Rather than offering definitive answers, Cope is more interested in getting people to see the sites for themselves. Which is how we find ourselves standing in the doorway of the Cueva de la Menga, a large bottle-shaped dolmen or burial chamber set beneath a mound in Antequera, southern Spain. The dolmen faces the Enamorados or "The Lovers", a huge crag of limestone across the valley. "If you tilt your head to the right, you'll notice how the mountain looks like a face," says Cope, pointing to the skyline. "You can see the eyes, the nose and the jowls. That has to be why the chamber is facing the way it is. You wouldn't want to turn your back on that, even in the afterlife." The people who created this monument and countless others across Andalucia, he argues, did it not only out of a reverence for the landscape but by an abiding urge to make their mark and pay homage to their own existence. In Cope's view, it's an impulse that informs the way we are today.

"There's a formula to the world, and to humans, that I want to unlock," he explains. "Knowing about humanity six or seven thousand years ago enriches the world now. We're always being told that we're a lesser version of what we were, that we're trashing the world. We live in a permanent state of neurosis. Having spun around in my own existential chaos for years, the least I can do is present an informed world view that is not dogmatic, and that explains why we believe certain things. There doesn't need to be this separation between 'then' and 'now'. It's been like this forever."
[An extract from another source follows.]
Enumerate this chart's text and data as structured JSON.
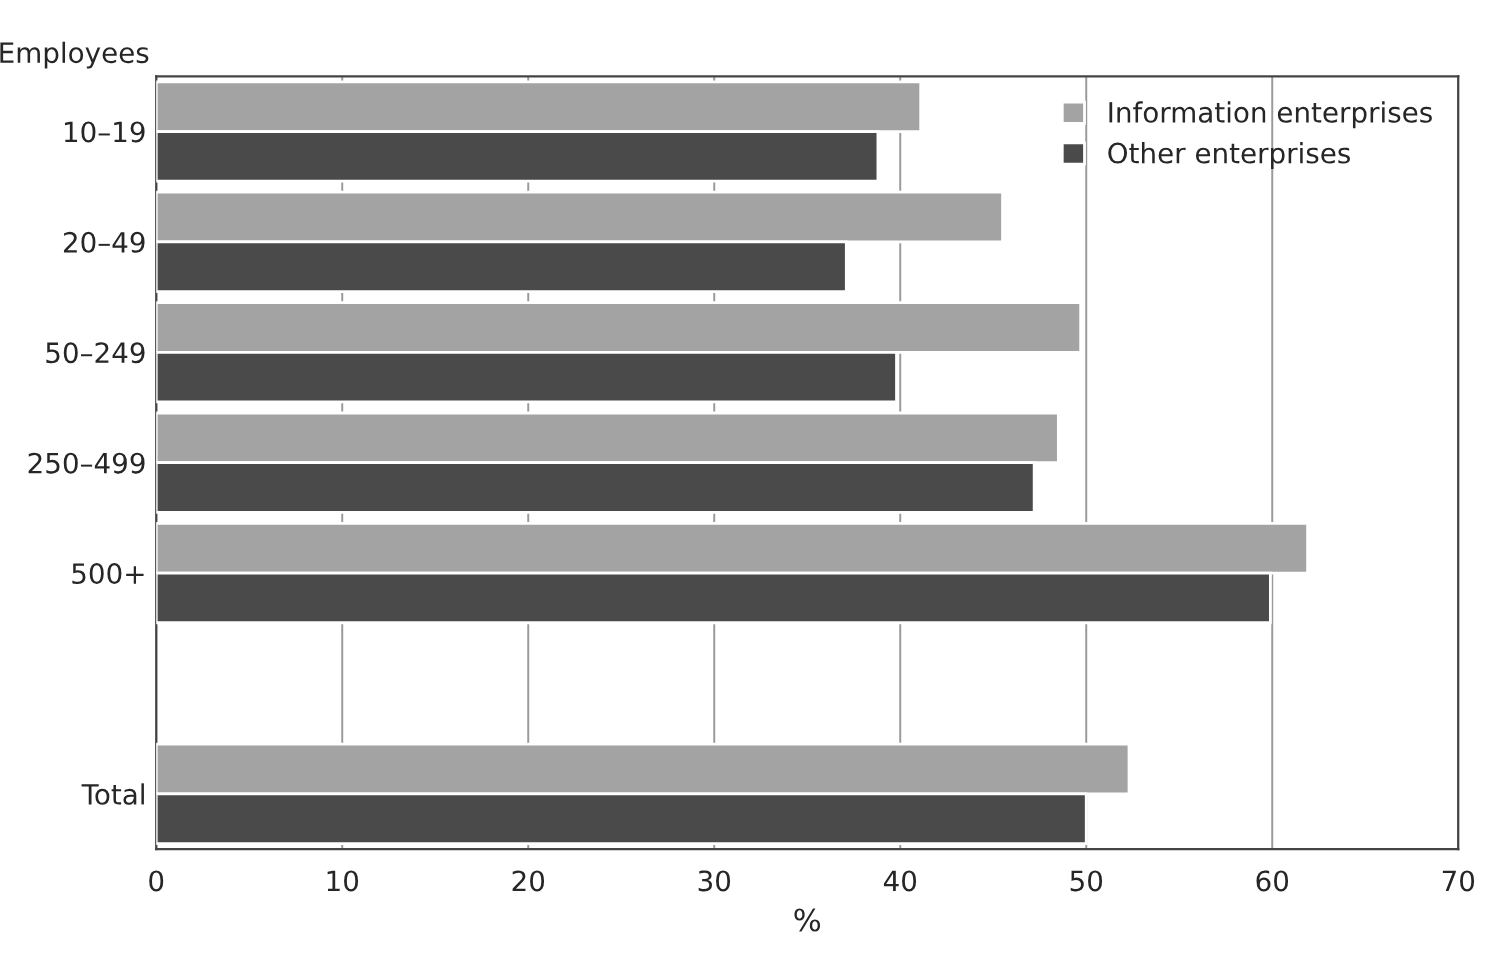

Cope's enthusiasm is infectious, though it can be hard to keep up with his stream-of-consciousness chatter. Over the course of a few minutes, his conversation zig-zags from environmentalism ("the art of making people feel guilty") via the 1960s balladeer Scott Walker ("a true existentialist") to Christianity and the occult. Even in his present incarnation as an academic, Cope's approach to his work remains gloriously unorthodox. Delivering a lecture at the British Museum on the Norse god Odin in Christian Symbolism in 2001, he appeared in multi-coloured face-paint, combat clothing and five-inch platform shoes. Yet, rather than being greeted with suspicion, Cope was surprised to find himself welcomed by the archaeological establishment.
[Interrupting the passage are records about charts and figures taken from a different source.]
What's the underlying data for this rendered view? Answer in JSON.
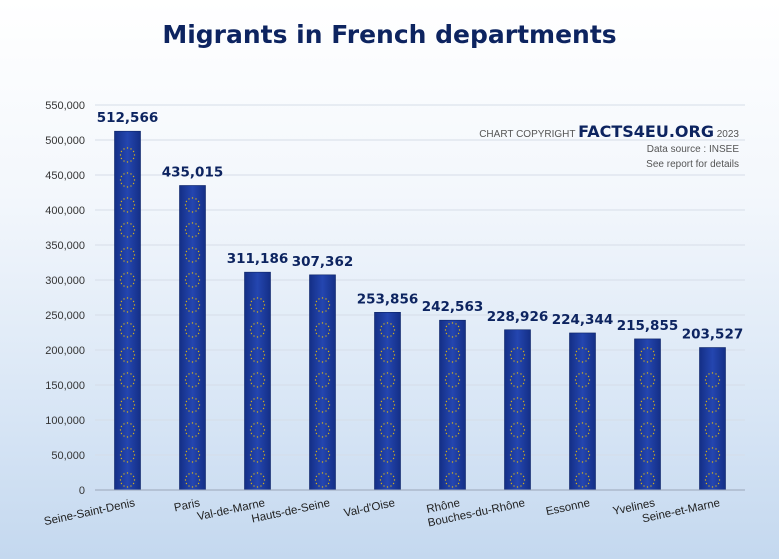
{
  "title": "Migrants in French departments",
  "credit": {
    "prefix": "CHART COPYRIGHT",
    "brand": "FACTS4EU.ORG",
    "year": "2023",
    "source": "Data source : INSEE",
    "note": "See report for details"
  },
  "chart_data": {
    "type": "bar",
    "title": "Migrants in French departments",
    "xlabel": "",
    "ylabel": "",
    "categories": [
      "Seine-Saint-Denis",
      "Paris",
      "Val-de-Marne",
      "Hauts-de-Seine",
      "Val-d'Oise",
      "Rhône",
      "Bouches-du-Rhône",
      "Essonne",
      "Yvelines",
      "Seine-et-Marne"
    ],
    "values": [
      512566,
      435015,
      311186,
      307362,
      253856,
      242563,
      228926,
      224344,
      215855,
      203527
    ],
    "value_labels": [
      "512,566",
      "435,015",
      "311,186",
      "307,362",
      "253,856",
      "242,563",
      "228,926",
      "224,344",
      "215,855",
      "203,527"
    ],
    "ylim": [
      0,
      550000
    ],
    "yticks": [
      0,
      50000,
      100000,
      150000,
      200000,
      250000,
      300000,
      350000,
      400000,
      450000,
      500000,
      550000
    ],
    "ytick_labels": [
      "0",
      "50,000",
      "100,000",
      "150,000",
      "200,000",
      "250,000",
      "300,000",
      "350,000",
      "400,000",
      "450,000",
      "500,000",
      "550,000"
    ],
    "grid": true,
    "bar_color": "#1a3a9a",
    "star_color": "#f2c200"
  }
}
"I reckon the fact that I'm a rock 'n' roller makes me acceptable, because everyone wants to be a rock 'n' roller," he ponders. "But I also think the world judges you by your actions. If people think that you mean it, and there's evidence that you're actually out there doing it, they're not churlish about it. I travel huge amounts. I go to the places that a lot of archaeologists don't see the point in visiting, because they think there's nothing to see. I've become good mates with the archaeologist Aubrey Burl who is 78 and writes these big old tomes with names like Stone Circles of the British Isles. Old guys like him are fed up of dealing with the local new ager who witters on about ley lines and the solstice. I'm not saying "I'm into stone circles, therefore I'm into crop circles." They can see I'm taking it seriously."

Though Cope admits he's unlikely to write another hit song, he continues to make music. As well as releasing records under his own name, he's also winning over new fans with his "ambient-metal" group LAMF.
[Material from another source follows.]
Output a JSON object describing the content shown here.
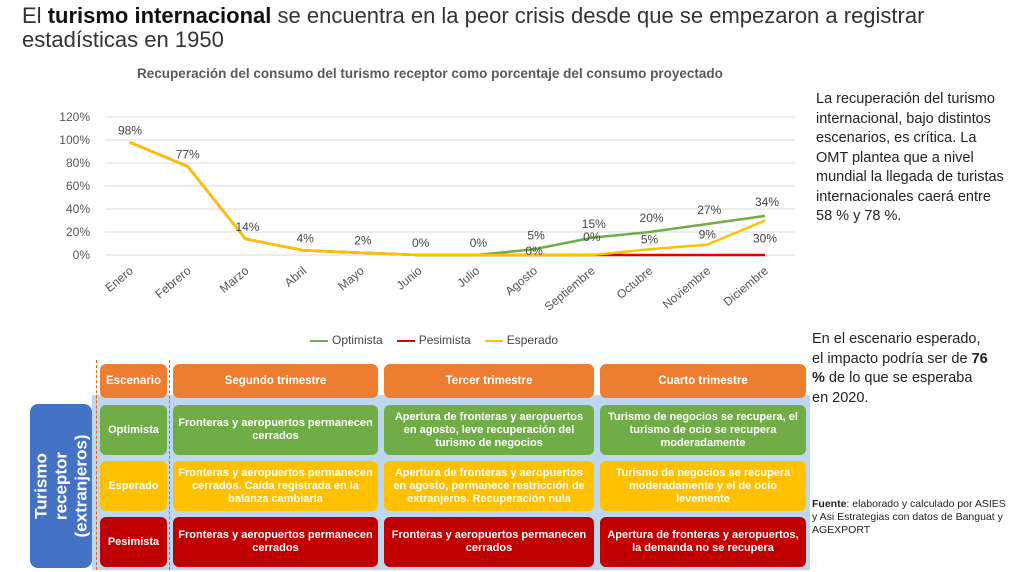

Another work-in-progress is Let Me Speak To The Driver, a "language and landscape encyclopaedia of pre-Christian history" in which he hopes to observe further the parallels between past and present.

"I try to inform what I do with a vivacious extraness," he says. "I want to make it appealing, to make people feel that their human side is being celebrated. Pre-history can be cool. It isn't all morris dancing and hoedowns and Tony Robinson standing in the rain in his cagoule. To me, that could never be interesting. I like to think of myself as the conduit between the place and the person who goes to it. At the very least, I want people to think "Cope's been here. Let's go and have a look"."